Mónica Lourenço, professora e investigadora da Universidade de Aveiro, doutorada em Didáctica e Formação, tem-se debruçado na introdução de outras línguas no ensino pré-escolar. No privado, há várias ofertas. No público, poucos projectos. O cenário mudou, o inglês deixou de ser uma oferta facultativa das actividades de enriquecimento extracurricular do 1.º ciclo, passou a ser obrigatório a partir do 3.º ano de escolaridade, e os alunos do 9.º ano têm agora um teste de Cambridge para fazer. Mas as coisas ainda não encaixam bem. Falta um fio condutor. Os alunos que agora começam a aprender inglês poderão apanhar aulas repetidas no 2.º ciclo. “Tem de haver uma progressão a nível dos próprios programas”, defende. Uma continuidade com pés e cabeça. “Uma progressão para que mais facilmente os alunos possam ter uma aprendizagem futura e que não seja desmotivadora”, sublinha.

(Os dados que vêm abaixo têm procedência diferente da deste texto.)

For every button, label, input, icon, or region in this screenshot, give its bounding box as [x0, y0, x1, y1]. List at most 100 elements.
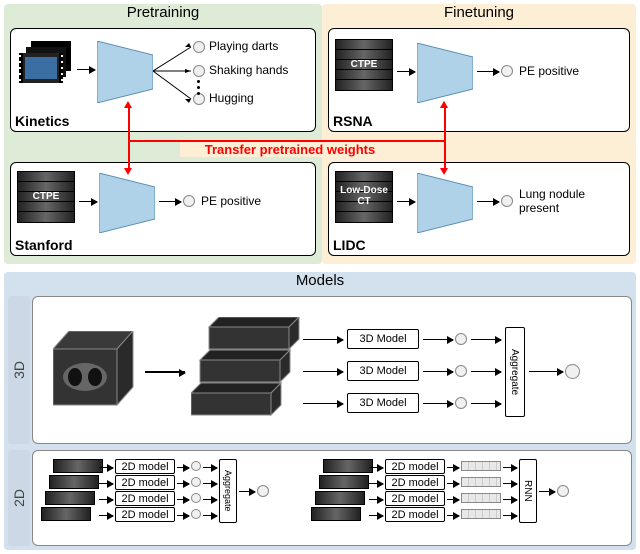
model-box-3d: 3D Model — [347, 361, 419, 381]
model-box-2d: 2D model — [385, 507, 445, 522]
model-box-2d: 2D model — [385, 491, 445, 506]
output-node — [183, 195, 195, 207]
model-box-2d: 2D model — [385, 475, 445, 490]
output-node — [191, 509, 201, 519]
arrow — [203, 499, 217, 500]
arrow — [539, 491, 555, 492]
arrow — [203, 515, 217, 516]
arrow — [369, 483, 383, 484]
video-frames-icon — [17, 39, 75, 89]
transfer-text: Transfer pretrained weights — [180, 142, 400, 157]
row-3d-tab: 3D — [8, 296, 30, 444]
arrow — [529, 371, 563, 372]
output-node — [191, 477, 201, 487]
row-3d-label: 3D — [11, 361, 27, 379]
arrow — [471, 403, 501, 404]
arrow — [397, 201, 415, 202]
model-trapezoid-icon — [417, 43, 473, 103]
model-box-2d: 2D model — [385, 459, 445, 474]
model-box-2d: 2D model — [115, 459, 175, 474]
output-node — [191, 461, 201, 471]
row-3d-panel: 3D Model 3D Model 3D Model Aggregate — [32, 296, 632, 444]
model-box-2d: 2D model — [115, 507, 175, 522]
arrow — [77, 69, 95, 70]
arrow — [423, 339, 453, 340]
arrow — [177, 467, 189, 468]
arrow — [503, 467, 517, 468]
output-node — [565, 364, 580, 379]
ct-volume-icon: CTPE — [17, 171, 87, 233]
dataset-lidc: LIDC — [333, 237, 366, 253]
row-2d-panel: 2D model 2D model 2D model 2D model Aggr… — [32, 450, 632, 546]
arrow — [423, 403, 453, 404]
output-node — [557, 485, 569, 497]
arrow — [239, 491, 255, 492]
arrow — [99, 467, 113, 468]
arrow — [423, 371, 453, 372]
arrow — [99, 483, 113, 484]
transfer-arrow — [128, 108, 130, 140]
arrow — [477, 71, 499, 72]
input-label: CTPE — [17, 191, 75, 202]
arrow — [397, 71, 415, 72]
arrow — [79, 201, 97, 202]
arrow — [99, 515, 113, 516]
arrow — [369, 499, 383, 500]
output-node — [455, 397, 467, 409]
feature-vector-icon — [461, 477, 501, 487]
arrow — [369, 467, 383, 468]
output-label: PE positive — [201, 194, 261, 208]
output-node — [501, 65, 513, 77]
rnn-box: RNN — [519, 459, 537, 523]
output-label: Lung nodule present — [519, 187, 609, 215]
model-trapezoid-icon — [417, 173, 473, 233]
transfer-arrow — [444, 142, 446, 168]
dataset-stanford: Stanford — [15, 237, 73, 253]
feature-vector-icon — [461, 493, 501, 503]
arrow — [503, 499, 517, 500]
panel-kinetics: Playing darts Shaking hands Hugging Kine… — [10, 28, 316, 132]
row-2d-tab: 2D — [8, 450, 30, 546]
model-trapezoid-icon — [97, 41, 153, 103]
arrow — [145, 371, 185, 373]
dataset-kinetics: Kinetics — [15, 113, 69, 129]
arrow — [99, 499, 113, 500]
input-label: Low-Dose CT — [335, 185, 393, 207]
dataset-rsna: RSNA — [333, 113, 373, 129]
arrow — [177, 483, 189, 484]
models-title: Models — [4, 272, 636, 289]
arrow — [447, 499, 459, 500]
arrow — [303, 403, 343, 404]
ct-volume-icon: Low-Dose CT — [335, 171, 405, 233]
models-section: Models 3D — [4, 272, 636, 550]
arrow — [503, 515, 517, 516]
aggregate-box: Aggregate — [505, 327, 525, 417]
model-trapezoid-icon — [99, 173, 155, 233]
feature-vector-icon — [461, 461, 501, 471]
output-node — [257, 485, 269, 497]
arrow — [369, 515, 383, 516]
arrow — [303, 371, 343, 372]
output-label: Hugging — [209, 91, 254, 105]
aggregate-box: Aggregate — [219, 459, 237, 523]
arrow — [203, 467, 217, 468]
arrow — [203, 483, 217, 484]
feature-vector-icon — [461, 509, 501, 519]
transfer-arrow — [444, 108, 446, 140]
panel-lidc: Low-Dose CT Lung nodule present LIDC — [328, 162, 630, 256]
output-node — [455, 333, 467, 345]
output-node — [191, 493, 201, 503]
model-box-3d: 3D Model — [347, 329, 419, 349]
arrow — [477, 201, 499, 202]
slab-stack-icon — [191, 317, 301, 427]
arrow — [471, 371, 501, 372]
arrow — [447, 483, 459, 484]
panel-stanford: CTPE PE positive Stanford — [10, 162, 316, 256]
volume-cube-icon — [53, 331, 139, 411]
model-box-2d: 2D model — [115, 491, 175, 506]
arrow — [177, 499, 189, 500]
arrow — [503, 483, 517, 484]
arrow — [177, 515, 189, 516]
transfer-arrow — [128, 142, 130, 168]
figure-root: Pretraining Finetuning — [0, 0, 640, 554]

Para Mónica Lourenço, esta vontade de ensinar inglês cedo aos filhos tem na base “objectivos mais instrumentais, mais académicos, mais profissionais” . Na sua opinião, nem sempre é verdade que quanto mais cedo melhor. “Acreditam que quanto mais cedo os filhos aprenderem a língua mais cedo a vão dominar, o que nem sempre acontece”, diz. Mas em termos de pronúncia e de fluência, ressalva, ser precoce ajuda a falar como se fosse uma língua natural.
Maria Alfredo Moreira, professora no Instituto de Educação da Universidade do Minho, em Braga, no departamento de Estudos Integrados de Literacia, Didáctica e Supervisão, percebe esta procura pelo ensino do inglês. “A cultura dos jovens é a cultura do inglês. A cultura da Internet, da televisão, dos jogos. E as línguas aprendem-se assim”. Em seu entender, já não é tanto por uma vantagem competitiva em termos profissionais. “Hoje em dia, quase toda a gente fala inglês com mais ou menos apoio das escolas particulares”. De qualquer forma, continua a ser olhado com uma porta que pode abrir oportunidades de emprego.
Maria Alfredo Moreira olha também para o que acontece com as crianças que falam duas ou mais línguas em casa com os pais de nacionalidades diferentes. “É uma questão de identidade que não é de descartar e que as escolas têm de proteger e valorizar”, avisa. A professora admite que há vantagens em aprender inglês em idades precoces, tal como outras actividades como artes, música, desporto. O que é importante, na opinião de quem trabalha directamente com professores, é que as “crianças não fiquem fechadas na sala de aula o dia inteiro”.